3.  Win in 2024:   If Trump is re-elected, we can be sure that things will likely get a lot worse, unless he turns out to be some sort of mad evil genius (I don't bank on that).   So by 2024, the recession kicks in, made worse by tax cuts, deficit spending, and a trade war.   What would have been the mild recession of 2021 turns into the market crash of 2022.  All the lessons of 2008 will have to be learned all over again - that banking regulations were there for a reason, and lending money to insolvent people never works out well.

Funny thing is, we keep having to re-learn these lessons.   Back in the 1980's we had the S&L crises and everyone went ga-ga over "junk bonds" and then acted shocked when they turned out to be.... junk.
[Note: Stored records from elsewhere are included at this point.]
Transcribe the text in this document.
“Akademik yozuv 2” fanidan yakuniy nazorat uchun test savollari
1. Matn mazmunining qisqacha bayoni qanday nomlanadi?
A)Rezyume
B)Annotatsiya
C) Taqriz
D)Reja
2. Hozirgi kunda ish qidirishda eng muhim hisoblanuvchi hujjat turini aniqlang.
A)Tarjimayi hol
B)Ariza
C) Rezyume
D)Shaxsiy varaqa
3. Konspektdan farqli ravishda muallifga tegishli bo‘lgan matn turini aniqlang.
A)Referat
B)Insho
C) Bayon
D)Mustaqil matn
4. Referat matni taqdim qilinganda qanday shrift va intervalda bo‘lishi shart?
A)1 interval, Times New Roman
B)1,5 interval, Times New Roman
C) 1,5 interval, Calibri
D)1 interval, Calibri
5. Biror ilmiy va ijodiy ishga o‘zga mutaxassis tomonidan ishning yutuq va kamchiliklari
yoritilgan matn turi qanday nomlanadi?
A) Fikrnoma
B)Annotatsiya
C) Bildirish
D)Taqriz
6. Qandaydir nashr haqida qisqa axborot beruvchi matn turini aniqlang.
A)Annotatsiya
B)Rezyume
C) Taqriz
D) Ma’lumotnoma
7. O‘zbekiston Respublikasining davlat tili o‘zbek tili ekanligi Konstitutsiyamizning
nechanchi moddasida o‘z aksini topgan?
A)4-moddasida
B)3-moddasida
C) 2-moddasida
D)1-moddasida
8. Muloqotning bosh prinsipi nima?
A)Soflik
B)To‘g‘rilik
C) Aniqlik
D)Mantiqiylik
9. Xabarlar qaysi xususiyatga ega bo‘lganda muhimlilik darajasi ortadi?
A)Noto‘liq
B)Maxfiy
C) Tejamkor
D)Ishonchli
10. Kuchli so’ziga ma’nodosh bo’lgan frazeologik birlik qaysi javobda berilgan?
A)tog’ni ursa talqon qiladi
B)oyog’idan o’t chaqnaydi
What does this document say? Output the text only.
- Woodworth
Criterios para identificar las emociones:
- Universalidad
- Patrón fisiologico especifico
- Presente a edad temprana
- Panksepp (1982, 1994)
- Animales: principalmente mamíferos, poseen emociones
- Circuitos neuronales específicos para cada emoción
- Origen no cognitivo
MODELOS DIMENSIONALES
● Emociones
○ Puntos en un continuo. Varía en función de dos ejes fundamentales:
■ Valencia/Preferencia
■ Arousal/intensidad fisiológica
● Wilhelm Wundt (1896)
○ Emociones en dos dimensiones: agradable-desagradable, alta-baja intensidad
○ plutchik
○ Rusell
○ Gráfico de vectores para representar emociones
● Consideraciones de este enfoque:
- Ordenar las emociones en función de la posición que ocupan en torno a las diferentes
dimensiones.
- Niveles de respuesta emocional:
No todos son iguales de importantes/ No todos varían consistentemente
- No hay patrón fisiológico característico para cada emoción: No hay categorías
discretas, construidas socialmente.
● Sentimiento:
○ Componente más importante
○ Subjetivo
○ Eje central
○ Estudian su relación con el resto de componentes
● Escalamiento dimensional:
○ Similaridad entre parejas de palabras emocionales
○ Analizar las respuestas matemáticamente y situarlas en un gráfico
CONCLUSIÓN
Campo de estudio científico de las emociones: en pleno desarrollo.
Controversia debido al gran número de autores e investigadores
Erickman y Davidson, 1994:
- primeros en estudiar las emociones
And it goes all the way back to the great depression.  My Grandfather, who was head of the banking section of  the New York State Bar, was involved in the financial banking reforms of the 1930's - reforms that were slowly unwound over time, with predictable results.   We keep having to re-learn these same lessons again and again, it seems.

So, by 2024, people will say, "enough is enough!" as they lose their jobs, their houses, their cars, and their life's savings.  And they will turn away from far-right and far-left politics and elect someone who can straighten things out.  And like a drug addict or a drunk, as soon as economic conditions improve, they will say, "You know, having a little debt is OK, now and then - let's just have a tipple!" and the whole damn thing starts over again.

Maybe by 2024 things like "white privilege" and "cultural appropriation" and "micro-aggressions" will be finally put in the dumpster where they belong - because dividing people by race and class and trying to make people feel guilty for working hard and succeeding in life simply isn't a marketable strategy.   People will always vote for the politician who tells them they are great and makes them feel good.   If you doubt this, check out who is in the White House.

But then again, I am not confident that humanity has much common-sense.   And it is one reason why I am not worried too much about it.  Even if they enact all this socialist nonsense, I will be safely in the grave by then.